I need to parse a file that contains conditional statements, sometimes nested inside one another.

I have a file that stores configuration data but the configuration data is slightly different depending on user defined options. I can deal with the conditional statements, they're all just booleans with no operations but I don't know how to recursively evaluate the nested conditionals. For instance, a piece of the file might look like:

...
#if CELSIUS
    #if FROM_KELVIN ; this is a comment about converting kelvin to celsius.
        temp_conversion = 1, 273
    #else
        temp_conversion = 0.556, -32
    #endif
#else
    #if FROM_KELVIN
        temp_conversion = 1.8, -255.3
    #else
        temp_conversion = 1.8, 17.778
    #endif
#endif
...

... Also, some conditionals don't have an #else statement, just #if CONDITION statement(s) #endif.

I realize that this could be easy if the file were just written in XML or something else with a nice parser to begin with, but this is what I have to work with so I'm wondering if there's any relatively simple way to parse this file.

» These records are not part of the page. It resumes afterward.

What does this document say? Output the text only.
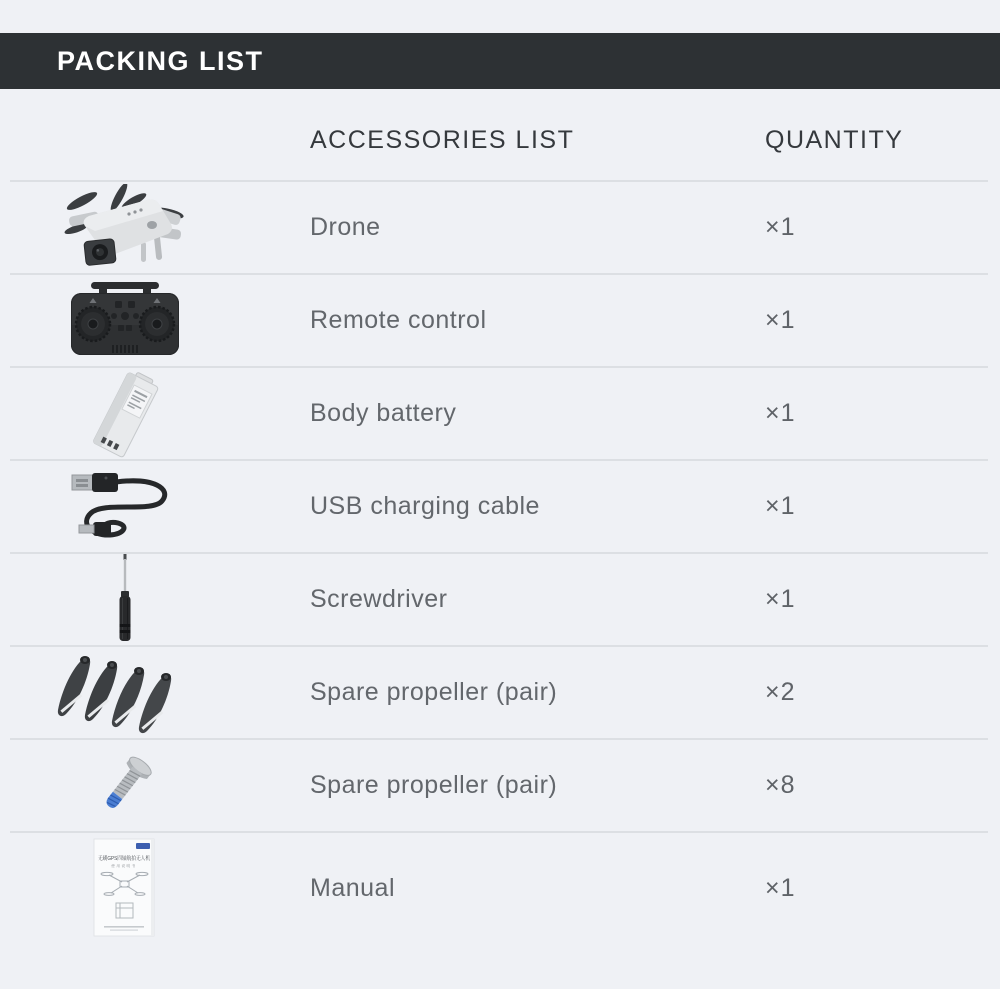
PACKING LIST
ACCESSORIES LIST	QUANTITY
Drone	×1
Remote control	×1
Body battery	×1
USB charging cable	×1
Screwdriver	×1
Spare propeller (pair)	×2
Spare propeller (pair)	×8
无刷GPS四轴航拍无人机
使用说明书
Manual	×1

It's similar to parenthesis matching so I imagine there would be some module for it but I haven't found anything.

I'm working in python but I can switch for this function if it's easier to solve this in another language.


Solution

  • Since all of the conditions are binary and I know the values of all of them in advance (no need to evaluate them in order in order like a programming language), i was able to do it with a regular expression. This works better for me. It finds the lowest level conditionals (ones with no nested conditions), evaluates them and replaces them with the correct contents. Then repeats for the higher level conditionals and so on.

    import re
    
    conditions = ['CELSIUS', 'FROM_KELVIN']
    
    def eval_conditional(matchobj):
        statement = matchobj.groups()[1].split('#else')
        statement.append('') # in case there was no else statement
        if matchobj.groups()[0] in conditions: return statement[0]
        else: return statement[1]
    
    def parse(text):
        pattern = r'#if\s*(\S*)\s*((?:.(?!#if|#endif))*.)#endif'
        regex = re.compile(pattern, re.DOTALL)
        while True:
            if not regex.search(text): break
            text = regex.sub(eval_conditional, text)
        return text
    
    if __name__ == '__main__':
        i = open('input.txt', 'r').readlines()
        g = ''.join([x.split(';')[0] for x in i if x.strip()])
        o = parse(g)
        open('output.txt', 'w').write(o)
    

    Given the input in the original post, it outputs:

    ...
            temp_conversion = 1, 273
    
    ...
    

    which is what I need. Thanks to everyone for their responses, I really appreciate the help!